In September 2007, Solaris Books (U.K.) published Off on a Comet as an appendix to Splinter by Adam Roberts, as a slightly edited version of the Parke edition.

In a 2007 blog post on The Guardian, Adam Roberts reviewed one 1877 translation. Roberts felt that the translation was inaccurate and incomplete. Roberts' criticism is, however, somewhat vindicated by the fact that the version of Hector Servadac he was criticizing was the corrupt version of the original Frewer translation found on Project Gutenberg (based on the Parke edition, above), which was made from a different French original than the one he was using.

In October 2007, Choptank Press published an on-line version of Munro's 1877 Hector Servadac, Travels and Adventures through the Solar System edited by Norman Wolcott, followed (December 2007) by Hector Servadac: The Missing Ten Chapters from the Munro Translation newly translated by Norman Wolcott and Christian Sánchez.

In 2008, the Choptank Press published a combined book version Hector Servadac: Travels and Adventures Through the Solar System containing: (I) An enlarged replica of Seaside Library edition #43 as published by George Munro, New York, 1877; (II)A typeset version of the same in large readable type; (III) A new translation of the last 10 chapters from the original French by Norman Wolcott and Christian Sanchez in the literal style of the remainder of the book; and (IV) 100 illustrations from the original publications enlarged to 8+1/2 × 11 in format.
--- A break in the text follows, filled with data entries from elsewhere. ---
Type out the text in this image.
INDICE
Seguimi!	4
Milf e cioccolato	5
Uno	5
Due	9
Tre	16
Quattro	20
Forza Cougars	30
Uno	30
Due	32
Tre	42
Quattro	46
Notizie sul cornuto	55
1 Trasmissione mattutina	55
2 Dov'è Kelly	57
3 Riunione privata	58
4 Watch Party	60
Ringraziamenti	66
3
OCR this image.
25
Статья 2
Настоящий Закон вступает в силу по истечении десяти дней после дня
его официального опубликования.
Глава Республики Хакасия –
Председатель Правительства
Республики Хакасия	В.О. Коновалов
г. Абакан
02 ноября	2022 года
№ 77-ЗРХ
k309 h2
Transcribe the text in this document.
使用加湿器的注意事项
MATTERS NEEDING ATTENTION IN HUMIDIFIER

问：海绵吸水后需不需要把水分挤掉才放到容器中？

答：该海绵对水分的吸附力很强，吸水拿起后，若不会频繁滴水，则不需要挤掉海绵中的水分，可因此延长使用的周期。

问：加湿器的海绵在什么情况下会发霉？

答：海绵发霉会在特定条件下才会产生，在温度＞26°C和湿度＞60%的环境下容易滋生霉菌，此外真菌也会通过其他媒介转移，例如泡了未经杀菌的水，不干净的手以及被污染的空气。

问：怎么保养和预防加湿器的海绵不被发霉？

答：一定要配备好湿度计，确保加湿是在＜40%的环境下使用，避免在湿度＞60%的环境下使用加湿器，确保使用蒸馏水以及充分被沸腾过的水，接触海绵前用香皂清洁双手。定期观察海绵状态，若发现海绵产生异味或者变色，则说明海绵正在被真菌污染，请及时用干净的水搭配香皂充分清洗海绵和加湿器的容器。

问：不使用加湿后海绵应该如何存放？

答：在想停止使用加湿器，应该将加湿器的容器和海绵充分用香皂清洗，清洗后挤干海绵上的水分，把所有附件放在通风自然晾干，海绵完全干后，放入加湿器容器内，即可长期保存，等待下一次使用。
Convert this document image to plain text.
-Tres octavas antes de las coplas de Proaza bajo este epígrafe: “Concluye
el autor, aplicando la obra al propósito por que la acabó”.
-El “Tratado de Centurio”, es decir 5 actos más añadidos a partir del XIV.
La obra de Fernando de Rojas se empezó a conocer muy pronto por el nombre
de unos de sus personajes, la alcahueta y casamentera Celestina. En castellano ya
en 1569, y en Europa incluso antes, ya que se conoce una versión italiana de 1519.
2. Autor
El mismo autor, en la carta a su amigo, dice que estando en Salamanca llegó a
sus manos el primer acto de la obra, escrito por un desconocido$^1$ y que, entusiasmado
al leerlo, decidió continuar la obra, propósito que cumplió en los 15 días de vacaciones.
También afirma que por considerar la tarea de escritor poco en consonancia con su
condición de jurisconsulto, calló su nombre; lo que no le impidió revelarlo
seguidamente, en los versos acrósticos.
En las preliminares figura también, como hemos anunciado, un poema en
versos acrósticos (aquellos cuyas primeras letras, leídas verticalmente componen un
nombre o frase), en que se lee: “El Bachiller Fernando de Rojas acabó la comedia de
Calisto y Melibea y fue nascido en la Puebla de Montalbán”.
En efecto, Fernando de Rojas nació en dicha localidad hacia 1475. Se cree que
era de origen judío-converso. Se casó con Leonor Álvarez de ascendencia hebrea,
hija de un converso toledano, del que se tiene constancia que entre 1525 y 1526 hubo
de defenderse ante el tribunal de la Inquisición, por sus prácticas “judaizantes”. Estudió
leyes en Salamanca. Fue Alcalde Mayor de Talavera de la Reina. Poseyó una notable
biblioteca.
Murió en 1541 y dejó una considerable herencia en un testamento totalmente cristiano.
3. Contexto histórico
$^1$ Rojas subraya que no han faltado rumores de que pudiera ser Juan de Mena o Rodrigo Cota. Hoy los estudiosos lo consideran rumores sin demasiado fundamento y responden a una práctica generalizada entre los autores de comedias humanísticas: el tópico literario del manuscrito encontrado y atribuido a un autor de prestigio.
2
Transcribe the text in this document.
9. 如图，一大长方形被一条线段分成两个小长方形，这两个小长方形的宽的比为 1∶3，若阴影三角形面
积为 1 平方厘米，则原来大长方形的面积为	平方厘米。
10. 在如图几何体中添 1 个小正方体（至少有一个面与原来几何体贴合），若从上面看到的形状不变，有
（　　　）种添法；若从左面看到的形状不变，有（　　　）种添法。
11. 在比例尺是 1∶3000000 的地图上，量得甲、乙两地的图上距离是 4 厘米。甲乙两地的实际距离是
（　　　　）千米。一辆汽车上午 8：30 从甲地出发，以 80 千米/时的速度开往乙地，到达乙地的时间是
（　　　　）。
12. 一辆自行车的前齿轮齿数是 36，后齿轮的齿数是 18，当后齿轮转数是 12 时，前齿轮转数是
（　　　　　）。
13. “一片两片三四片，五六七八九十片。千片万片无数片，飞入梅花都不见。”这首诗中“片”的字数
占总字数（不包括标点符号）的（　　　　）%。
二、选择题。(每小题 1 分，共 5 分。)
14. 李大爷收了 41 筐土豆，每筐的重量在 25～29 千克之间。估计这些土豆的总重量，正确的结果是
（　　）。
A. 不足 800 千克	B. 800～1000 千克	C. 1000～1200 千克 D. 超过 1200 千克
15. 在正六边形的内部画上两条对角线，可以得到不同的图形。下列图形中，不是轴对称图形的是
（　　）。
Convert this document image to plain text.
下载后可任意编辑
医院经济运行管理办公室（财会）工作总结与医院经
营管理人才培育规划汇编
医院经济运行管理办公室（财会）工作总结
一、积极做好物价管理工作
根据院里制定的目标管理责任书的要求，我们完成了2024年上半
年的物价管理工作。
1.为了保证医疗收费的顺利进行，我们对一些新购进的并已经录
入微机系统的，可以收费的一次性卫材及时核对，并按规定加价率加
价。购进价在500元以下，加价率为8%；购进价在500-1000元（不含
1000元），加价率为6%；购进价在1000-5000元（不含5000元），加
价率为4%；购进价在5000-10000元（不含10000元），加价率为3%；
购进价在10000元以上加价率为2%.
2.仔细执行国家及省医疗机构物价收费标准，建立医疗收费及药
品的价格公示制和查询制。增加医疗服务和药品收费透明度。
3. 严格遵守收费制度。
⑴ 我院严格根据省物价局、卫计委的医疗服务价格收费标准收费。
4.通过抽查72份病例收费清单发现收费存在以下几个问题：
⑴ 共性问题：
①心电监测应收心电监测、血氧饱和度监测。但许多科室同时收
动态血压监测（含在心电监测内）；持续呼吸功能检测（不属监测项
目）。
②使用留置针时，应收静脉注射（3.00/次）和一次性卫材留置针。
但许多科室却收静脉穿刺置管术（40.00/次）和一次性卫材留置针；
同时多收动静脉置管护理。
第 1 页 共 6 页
==Antisemitism controversy==
The first appearance in French was in the serial magazine Magasin d'éducation et de récréation, commencing on 1 January 1877 and ending on 15 December 1877. It was in June 1877 when chapter 18 appeared with the introduction and description of Isac Hakhabut:

He was a man of fifty years, who looked sixty. Small, weakly, with eyes bright and false, a busked nose, a yellowish beard and unkempt hair, large feet, hands long and hooked, he offered the well-known type of the German Jew, recognizable among all. This was the usurer with supple back-bone, flat-hearted, a clipper of coins and a skin-flint. Silver should attract such a being as the magnet attracts iron, and if this Shylock was allowed to pay himself from his debtor, he would certainly sell the flesh at retail. Besides, although a Jew originally, he made himself a Mahometan in Mahometan provinces, when his profit demanded it, and he would have been a pagan to gain more.

This prompted the chief rabbi of Paris, Zadoc Kahn, to write a letter to Hetzel, objecting that this material had no place in a magazine for young people. Hetzel and Verne co-signed a reply indicating they had no intention of offending anyone, and promising to make corrections in the next edition. However Verne left the salvage work to Hetzel, asking Hetzel at the end of the summer, "Have you arranged the affair of the Jews in Servadac?" The principal change was to replace "Jew" with "Isac" throughout, and to add "Christian countries" to those where Hakhabut plied his trade.The anti-semitic tone remained however, sales were lower than for other Verne books, and the American reprint houses saw little profit with only a single printing by George Munro in a newspaper format. Even the Hetzel revised version has never been translated into English, as both Victorian translations were made from the magazine version. This has caused some modern reviewers to unfairly criticize the early translators, assuming that they had inserted the anti-semitic material which Verne actually wrote.

==Film adaptations==
- Valley of the Dragons a Columbia Picture directed by Edward Bernds

- Na kometě ("On the Comet"), directed by Karel Zeman, Czechoslovakia, 1970.

- Off on a Comet, an animated adaptation, directed by Richard Slapczynski, Australia, 1979.

A 1962 version of the novel was to have been filmed by American International Pictures but the film was never made. Various 1962 issues of Charlton Comics offered a contest where a winner would visit the set of the film.

==Influences==
Off on a Comet was the inspiration for a 2007 novel by Adam Roberts, Splinter.